Better the friend with whom we fall in step
Behind our proper god, or sit beside
At the riverbend, idly running a finger
Along his forearm when the conversation turns
To whether everything craves its opposite,
As cold its warmth and bitter its honeydrop,
Or whether like desires like—agreed?—
Its object akin to the good, recognizing
In another what is necessary for the self,
As one may be a friend without knowing how
To define friendship, which itself so often slips
Through our hands because … but he’s asleep
On your shoulder by now and probably dreaming
Of a face he’d glimpsed on the street yesterday,
The stranger he has no idea will grow irreplaceable
And with whom he hasn’t yet exchanged a word.
Late one night, alone in bed, the book
Having slipped from my hands while I stared at the phrase
The lover’s plaintive “Can’t we just be friends?”
I must have dreamt you’d come back, and sat down
Beside my pillow. (I could also see myself
Asleep but in a different room by now—
A motel room to judge by the landscape I’d become,
Framed on the cinder-block wall behind.)
To start over, you were saying, requires too much,
And friendship in the aftermath is a dull
Affair, a rendezvous with second guesses,
Dining out on memories you can’t send back
Because they’ve spoiled. And from where I sat,
Slumped like a cloud over the moon’s tabletop,
Its wrinkled linen trailing across a lake,
I was worried. Another storm was brewing.

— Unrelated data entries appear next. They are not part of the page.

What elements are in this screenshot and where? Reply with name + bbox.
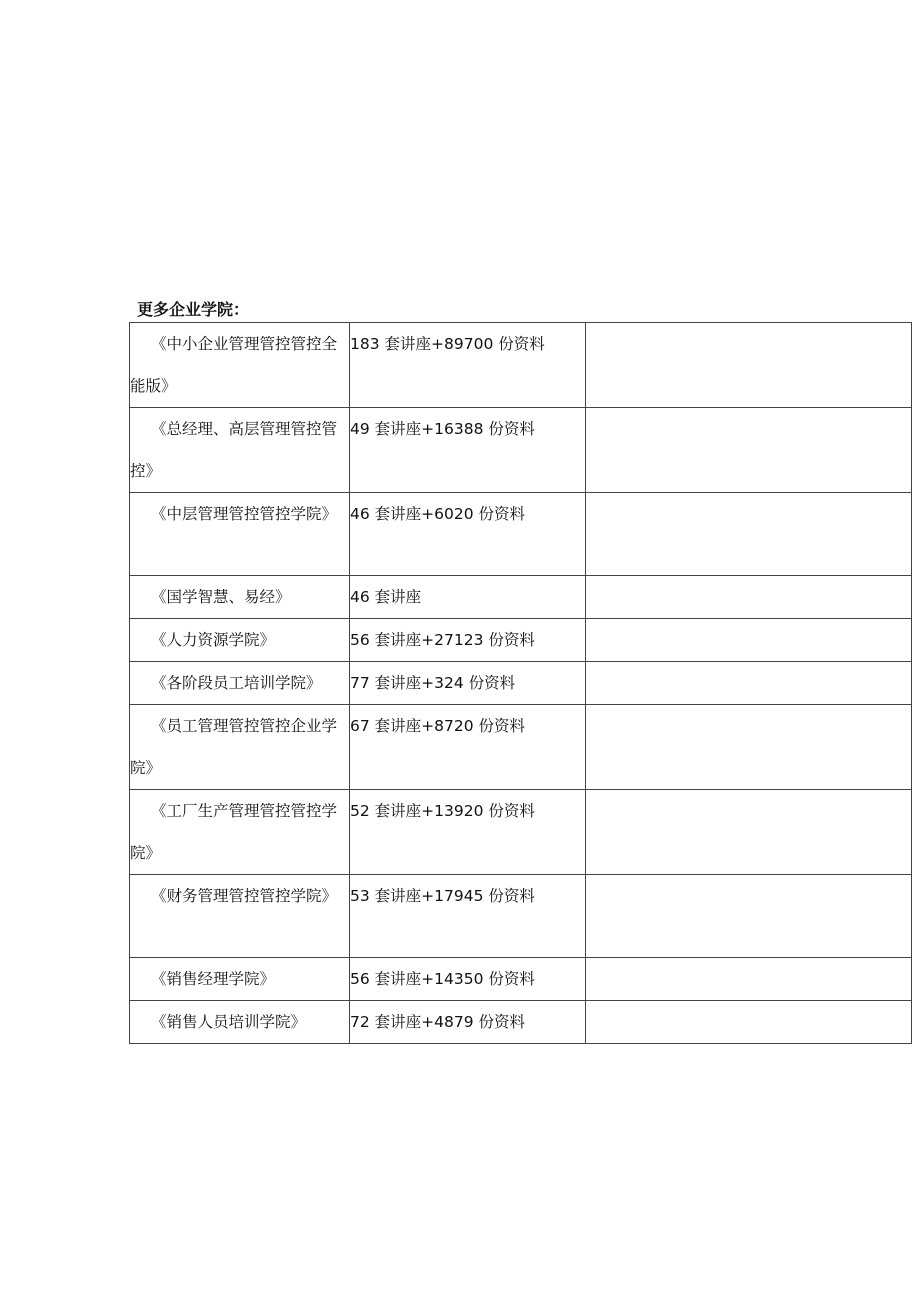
course-note — [586, 790, 912, 875]
course-note — [586, 958, 912, 1001]
course-note — [586, 1001, 912, 1044]
course-count: 52 套讲座+13920 份资料 — [350, 790, 586, 875]
course-name: 《总经理、高层管理管控管控》 — [130, 408, 350, 493]
course-count: 183 套讲座+89700 份资料 — [350, 323, 586, 408]
course-name: 《中层管理管控管控学院》 — [130, 493, 350, 576]
course-note — [586, 662, 912, 705]
table-row — [130, 323, 912, 408]
course-note — [586, 576, 912, 619]
course-note — [586, 408, 912, 493]
table-row — [130, 493, 912, 576]
table-row — [130, 958, 912, 1001]
course-note — [586, 493, 912, 576]
course-count: 46 套讲座 — [350, 576, 586, 619]
course-count: 56 套讲座+27123 份资料 — [350, 619, 586, 662]
table-row — [130, 408, 912, 493]
course-count: 72 套讲座+4879 份资料 — [350, 1001, 586, 1044]
course-count: 53 套讲座+17945 份资料 — [350, 875, 586, 958]
course-count: 56 套讲座+14350 份资料 — [350, 958, 586, 1001]
course-count: 46 套讲座+6020 份资料 — [350, 493, 586, 576]
course-count: 49 套讲座+16388 份资料 — [350, 408, 586, 493]
table-row — [130, 576, 912, 619]
table-row — [130, 875, 912, 958]
table-row — [130, 790, 912, 875]
course-name: 《各阶段员工培训学院》 — [130, 662, 350, 705]
course-name: 《工厂生产管理管控管控学院》 — [130, 790, 350, 875]
course-name: 《中小企业管理管控管控全能版》 — [130, 323, 350, 408]
table-row — [130, 1001, 912, 1044]
course-name: 《国学智慧、易经》 — [130, 576, 350, 619]
course-note — [586, 875, 912, 958]
section-heading: 更多企业学院： — [137, 300, 250, 319]
course-note — [586, 323, 912, 408]
course-table — [129, 322, 912, 1044]
course-note — [586, 705, 912, 790]
course-count: 67 套讲座+8720 份资料 — [350, 705, 586, 790]
table-row — [130, 662, 912, 705]
table-row — [130, 705, 912, 790]
course-name: 《销售经理学院》 — [130, 958, 350, 1001]
course-note — [586, 619, 912, 662]
course-name: 《员工管理管控管控企业学院》 — [130, 705, 350, 790]
table-row — [130, 619, 912, 662]
course-name: 《人力资源学院》 — [130, 619, 350, 662]
course-name: 《销售人员培训学院》 — [130, 1001, 350, 1044]
course-name: 《财务管理管控管控学院》 — [130, 875, 350, 958]
course-count: 77 套讲座+324 份资料 — [350, 662, 586, 705]
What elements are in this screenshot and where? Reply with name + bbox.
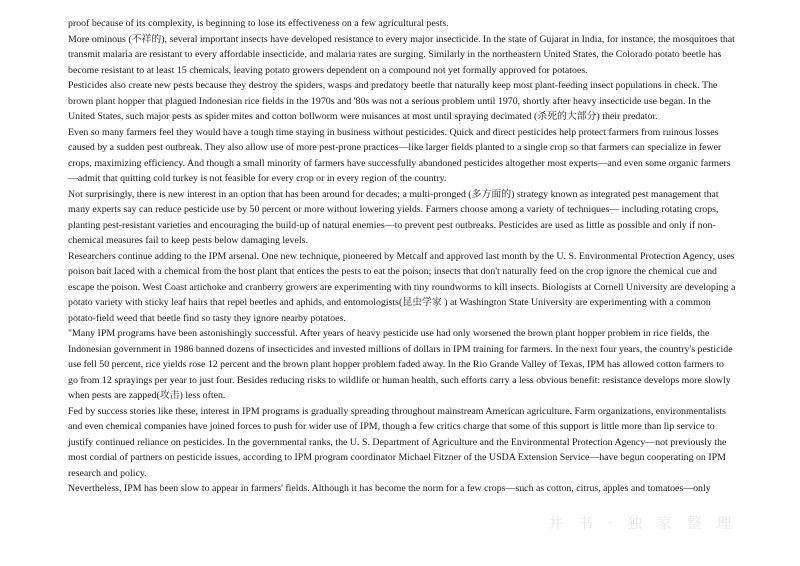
paragraph: Researchers continue adding to the IPM arsenal. One new technique, pioneered by Metcalf and approved last month by the U. S. Environmental Protection Agency, uses poison bait laced with a chemical from the host plant that entices the pests to eat the poison; insects that don't naturally feed on the crop ignore the chemical cue and escape the poison. West Coast artichoke and cranberry growers are experimenting with tiny roundworms to kill insects. Biologists at Cornell University are developing a potato variety with sticky leaf hairs that repel beetles and aphids, and entomologists(昆虫学家 ) at Washington State University are experimenting with a common potato-field weed that beetle find so tasty they ignore nearby potatoes. bbox=[68, 250, 736, 324]
paragraph: Even so many farmers feel they would have a tough time staying in business without pesticides. Quick and direct pesticides help protect farmers from ruinous losses caused by a sudden pest outbreak. They also allow use of more pest-prone practices—like larger fields planted to a single crop so that farmers can specialize in fewer crops, maximizing efficiency. And though a small minority of farmers have successfully abandoned pesticides altogether most experts—and even some organic farmers—admit that quitting cold turkey is not feasible for every crop or in every region of the country. bbox=[68, 126, 731, 184]
paragraph: "Many IPM programs have been astonishingly successful. After years of heavy pesticide use had only worsened the brown plant hopper problem in rice fields, the Indonesian government in 1986 banned dozens of insecticides and invested millions of dollars in IPM training for farmers. In the next four years, the country's pesticide use fell 50 percent, rice yields rose 12 percent and the brown plant hopper problem faded away. In the Rio Grande Valley of Texas, IPM has allowed cotton farmers to go from 12 sprayings per year to just four. Besides reducing risks to wildlife or human health, such efforts carry a less obvious benefit: resistance develops more slowly when pests are zapped(攻击) less often. bbox=[68, 328, 733, 401]
watermark: 井 书 · 独 家 整 理 bbox=[548, 514, 737, 532]
paragraph: Nevertheless, IPM has been slow to appear in farmers' fields. Although it has become the norm for a few crops—such as cotton, citrus, apples and tomatoes—only bbox=[68, 483, 711, 494]
paragraph: Not surprisingly, there is new interest in an option that has been around for decades; a multi-pronged (多方面的) strategy known as integrated pest management that many experts say can reduce pesticide use by 50 percent or more without lowering yields. Farmers choose among a variety of techniques— including rotating crops, planting pest-resistant varieties and encouraging the build-up of natural enemies—to prevent pest outbreaks. Pesticides are used as little as possible and only if non-chemical measures fail to keep pests below damaging levels. bbox=[68, 188, 719, 246]
paragraph: Pesticides also create new pests because they destroy the spiders, wasps and predatory beetle that naturally keep most plant-feeding insect populations in check. The brown plant hopper that plagued Indonesian rice fields in the 1970s and '80s was not a serious problem until 1970, shortly after heavy insecticide use began. In the United States, such major pests as spider mites and cotton bollworm were nuisances at most until spraying decimated (杀死的大部分) their predator. bbox=[68, 80, 718, 122]
paragraph: proof because of its complexity, is beginning to lose its effectiveness on a few agricultural pests. bbox=[68, 18, 449, 29]
paragraph: Fed by success stories like these, interest in IPM programs is gradually spreading throughout mainstream American agriculture. Farm organizations, environmentalists and even chemical companies have joined forces to push for wider use of IPM, though a few critics charge that some of this support is little more than lip service to justify continued reliance on pesticides. In the governmental ranks, the U. S. Department of Agriculture and the Environmental Protection Agency—not previously the most cordial of partners on pesticide issues, according to IPM program coordinator Michael Fitzner of the USDA Extension Service—have begun cooperating on IPM research and policy. bbox=[68, 405, 727, 479]
paragraph: More ominous (不祥的), several important insects have developed resistance to every major insecticide. In the state of Gujarat in India, for instance, the mosquitoes that transmit malaria are resistant to every affordable insecticide, and malaria rates are surging. Similarly in the northeastern United States, the Colorado potato beetle has become resistant to at least 15 chemicals, leaving potato growers dependent on a compound not yet formally approved for potatoes. bbox=[68, 33, 735, 76]
document-body bbox=[68, 16, 736, 497]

I ran a willowy hand over the lake to calm
The moonlight—or your feelings. Then woke
On the bed’s empty side, the sheets as cool
As silence to my touch. The speechlessness
Of sex, or the fumble afterwards for something
To say about love, amount to the same. Words
Are what friends, not lovers, have between them,
Old saws and eloquent squawkings. We deceive
Our lovers by falling for someone we cannot love,
Then murmur sweet nothings we do not mean,
Half-fearing they’ll turn out true. But to go back—
Come dawn, exhausted by the quiet dark,
I longed for the paper boy’s shuffle on the stair,
The traffic report, the voices out there, out there.
Friends are fables of our loneliness.
If love would live for hope, friendship thrives
On memory, the friends we “make” made up
Of old desires for surprise without danger,
For support without a parent’s smarting ruler,
For a brother’s sweaty hand and a trail of crumbs.